In composing the work, Simmons does not presume to be able to write Chinese music, but uses notes that are familiar to Ting and yet will allow him to improvise. The result is wonderfully cohesive.

Simmons opens the concert with breathy shakuhachi, his notes powerfully pushing skywards in the darkened space, conveying urgency and then calm, seeming to celebrate breath as a life force. The effect of Niko Schauble’s glowering cymbals and delicate brush work, along with slow swells of sound from flutes, is ethereal.

Kites by Rachaeldaisy form a colourful backdrop for the performers, who are clad in hues of blue.

Carmen Chan

Carmen Chan on marimba in The Kites of Tianjin.    Image: Roger Mitchell

Carmen Chan on her magnificent marimba paves the way for the first sounds from the bamboo pipes of Ting’s sheng, his watery vibrato shimmering then evolving into slow and surreal organ-like chords. This is electrifyingly atmospheric.

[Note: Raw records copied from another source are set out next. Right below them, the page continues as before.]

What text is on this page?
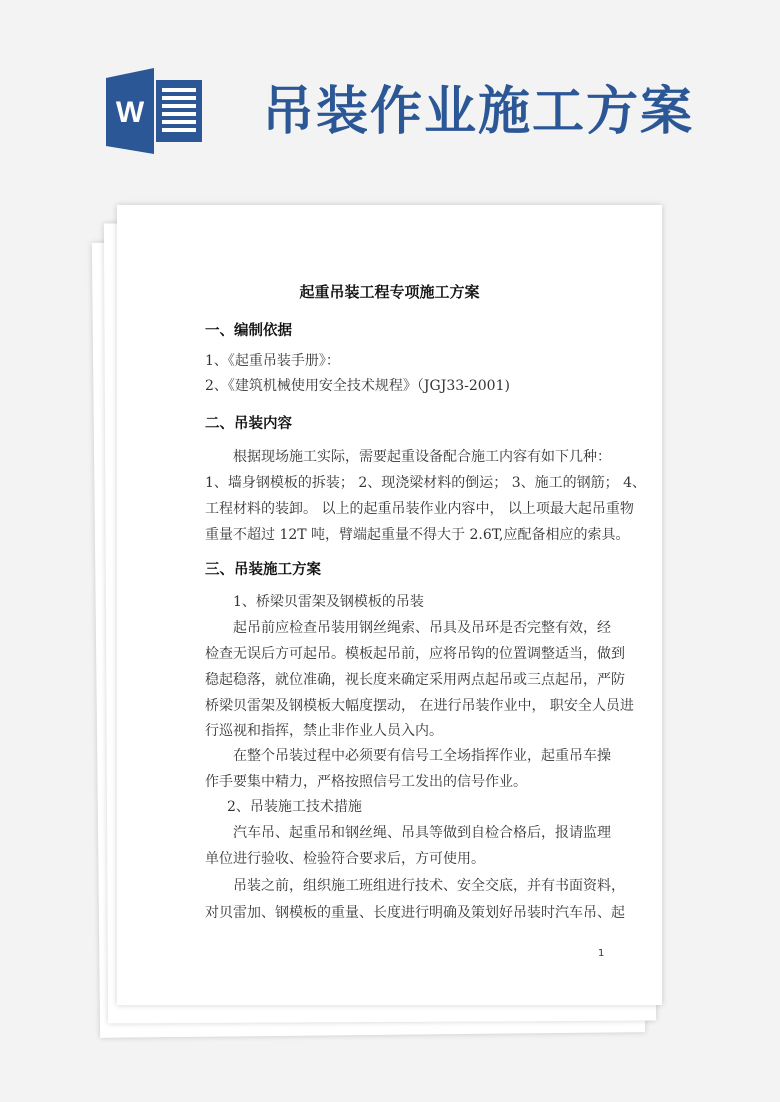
W 吊装作业施工方案
起重吊装工程专项施工方案
一、编制依据
1、《起重吊装手册》：
2、《建筑机械使用安全技术规程》（JGJ33-2001)
二、吊装内容
根据现场施工实际，需要起重设备配合施工内容有如下几种：
1、墙身钢模板的拆装； 2、现浇梁材料的倒运； 3、施工的钢筋； 4、
工程材料的装卸。 以上的起重吊装作业内容中， 以上项最大起吊重物
重量不超过 12T 吨，臂端起重量不得大于 2.6T,应配备相应的索具。
三、吊装施工方案
1、桥梁贝雷架及钢模板的吊装
起吊前应检查吊装用钢丝绳索、吊具及吊环是否完整有效，经
检查无误后方可起吊。模板起吊前，应将吊钩的位置调整适当，做到
稳起稳落，就位准确，视长度来确定采用两点起吊或三点起吊，严防
桥梁贝雷架及钢模板大幅度摆动， 在进行吊装作业中， 职安全人员进
行巡视和指挥，禁止非作业人员入内。
在整个吊装过程中必须要有信号工全场指挥作业，起重吊车操
作手要集中精力，严格按照信号工发出的信号作业。
2、吊装施工技术措施
汽车吊、起重吊和钢丝绳、吊具等做到自检合格后，报请监理
单位进行验收、检验符合要求后，方可使用。
吊装之前，组织施工班组进行技术、安全交底，并有书面资料，
对贝雷加、钢模板的重量、长度进行明确及策划好吊装时汽车吊、起
1
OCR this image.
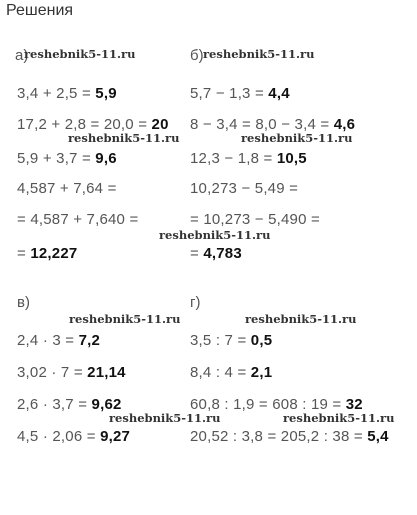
Решения
а)
3,4 + 2,5 = 5,9
17,2 + 2,8 = 20,0 = 20
5,9 + 3,7 = 9,6
4,587 + 7,64 =
= 4,587 + 7,640 =
= 12,227
б)
5,7 − 1,3 = 4,4
8 − 3,4 = 8,0 − 3,4 = 4,6
12,3 − 1,8 = 10,5
10,273 − 5,49 =
= 10,273 − 5,490 =
= 4,783
в)
2,4 · 3 = 7,2
3,02 · 7 = 21,14
2,6 · 3,7 = 9,62
4,5 · 2,06 = 9,27
г)
3,5 : 7 = 0,5
8,4 : 4 = 2,1
60,8 : 1,9 = 608 : 19 = 32
20,52 : 3,8 = 205,2 : 38 = 5,4
reshebnik5-11.ru	reshebnik5-11.ru
reshebnik5-11.ru	reshebnik5-11.ru
reshebnik5-11.ru
reshebnik5-11.ru	reshebnik5-11.ru
reshebnik5-11.ru	reshebnik5-11.ru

No concert performed by this ensemble would be without some clutter and clash, but Ting shows he can match it with the drums behind and dancing horns up front in a long percussive piece. This is followed by a lively and melodic period of busyness and bustle with, to me, the feel of a Chinese opera. It could also suggest the frenzied flying of kites in all directions, sharply tugged by a vigorous wind. Eventually the whole band unites to deliver chant-like and almost martial patterns.

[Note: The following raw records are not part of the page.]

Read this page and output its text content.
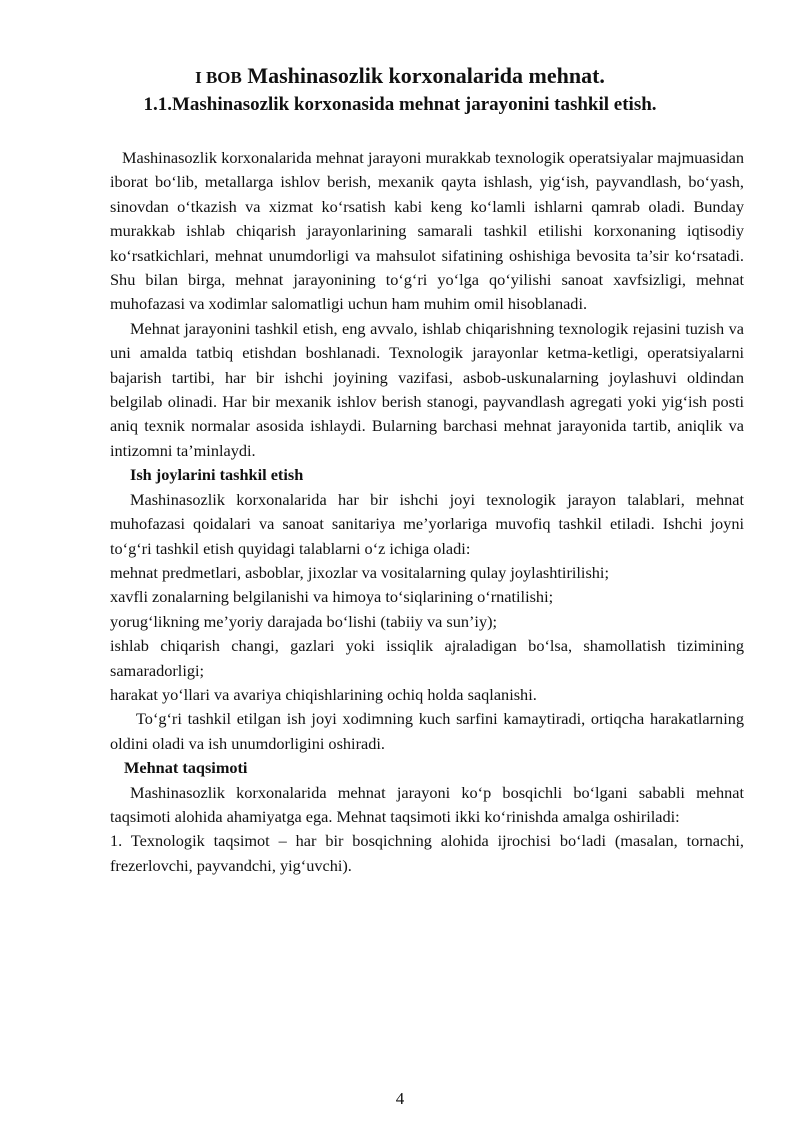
I BOB Mashinasozlik korxonalarida mehnat.
1.1.Mashinasozlik korxonasida mehnat jarayonini tashkil etish.

Mashinasozlik korxonalarida mehnat jarayoni murakkab texnologik operatsiyalar majmuasidan iborat bo‘lib, metallarga ishlov berish, mexanik qayta ishlash, yig‘ish, payvandlash, bo‘yash, sinovdan o‘tkazish va xizmat ko‘rsatish kabi keng ko‘lamli ishlarni qamrab oladi. Bunday murakkab ishlab chiqarish jarayonlarining samarali tashkil etilishi korxonaning iqtisodiy ko‘rsatkichlari, mehnat unumdorligi va mahsulot sifatining oshishiga bevosita ta’sir ko‘rsatadi. Shu bilan birga, mehnat jarayonining to‘g‘ri yo‘lga qo‘yilishi sanoat xavfsizligi, mehnat muhofazasi va xodimlar salomatligi uchun ham muhim omil hisoblanadi.

Mehnat jarayonini tashkil etish, eng avvalo, ishlab chiqarishning texnologik rejasini tuzish va uni amalda tatbiq etishdan boshlanadi. Texnologik jarayonlar ketma-ketligi, operatsiyalarni bajarish tartibi, har bir ishchi joyining vazifasi, asbob-uskunalarning joylashuvi oldindan belgilab olinadi. Har bir mexanik ishlov berish stanogi, payvandlash agregati yoki yig‘ish posti aniq texnik normalar asosida ishlaydi. Bularning barchasi mehnat jarayonida tartib, aniqlik va intizomni ta’minlaydi.

Ish joylarini tashkil etish

Mashinasozlik korxonalarida har bir ishchi joyi texnologik jarayon talablari, mehnat muhofazasi qoidalari va sanoat sanitariya me’yorlariga muvofiq tashkil etiladi. Ishchi joyni to‘g‘ri tashkil etish quyidagi talablarni o‘z ichiga oladi:

mehnat predmetlari, asboblar, jixozlar va vositalarning qulay joylashtirilishi;

xavfli zonalarning belgilanishi va himoya to‘siqlarining o‘rnatilishi;

yorug‘likning me’yoriy darajada bo‘lishi (tabiiy va sun’iy);

ishlab chiqarish changi, gazlari yoki issiqlik ajraladigan bo‘lsa, shamollatish tizimining samaradorligi;

harakat yo‘llari va avariya chiqishlarining ochiq holda saqlanishi.

To‘g‘ri tashkil etilgan ish joyi xodimning kuch sarfini kamaytiradi, ortiqcha harakatlarning oldini oladi va ish unumdorligini oshiradi.

Mehnat taqsimoti

Mashinasozlik korxonalarida mehnat jarayoni ko‘p bosqichli bo‘lgani sababli mehnat taqsimoti alohida ahamiyatga ega. Mehnat taqsimoti ikki ko‘rinishda amalga oshiriladi:

1. Texnologik taqsimot – har bir bosqichning alohida ijrochisi bo‘ladi (masalan, tornachi, frezerlovchi, payvandchi, yig‘uvchi).

4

One of many highlights comes when Simmons on tenor sax and Ting on sheng join in a playful and engaging duet, chasing each other’s contributions with notes — Ting’s at times vibrato and at others startlingly high and fragile — that could represent the kites of Wei Guoqiu darting across the sky over Tianjin. The duet draws applause.

Niko Schauble at the drum kit and Wang Zheng-Ting on flute.

Niko Schauble at the drum kit and Wang Zheng-Ting on flute.   Image: Roger Mitchell

Marimba and drums open a layered piece that is grounded in complexity and topped with dancing high, agile notes from Ting on a small flute. I love the way the melody rises out of the melee and stray notes seem to fly out of the mix before a sense of unity gradually develops, the horns resplendent over a glorious mayhem of percussion before it all dies away in a weirdly evocative chatter.

At one point Gideon Brazil and Gemma Horbury fly small hand kites around the stage, but they are not often caught by the light.

Penultimately, Schauble’s cymbal rumble and Nat Grant on glockenspiel, backed by Howard Cairns on bowed bass, usher in Ting back on sheng for an interlude I could listen to forever, it is so fragile, peaceful and floating on air. Flutes join in, well spaced, as the music takes us seamlessly into the final breath-filling finale.

The Kites of Tianjin seems short at not quite an hour, and less of a journey than the previous concert, The Calling. It has much complexity at times and yet the overall effect is conveyed with potent simplicity. We breathe. We live.

Don’t miss the chance to hear this concert.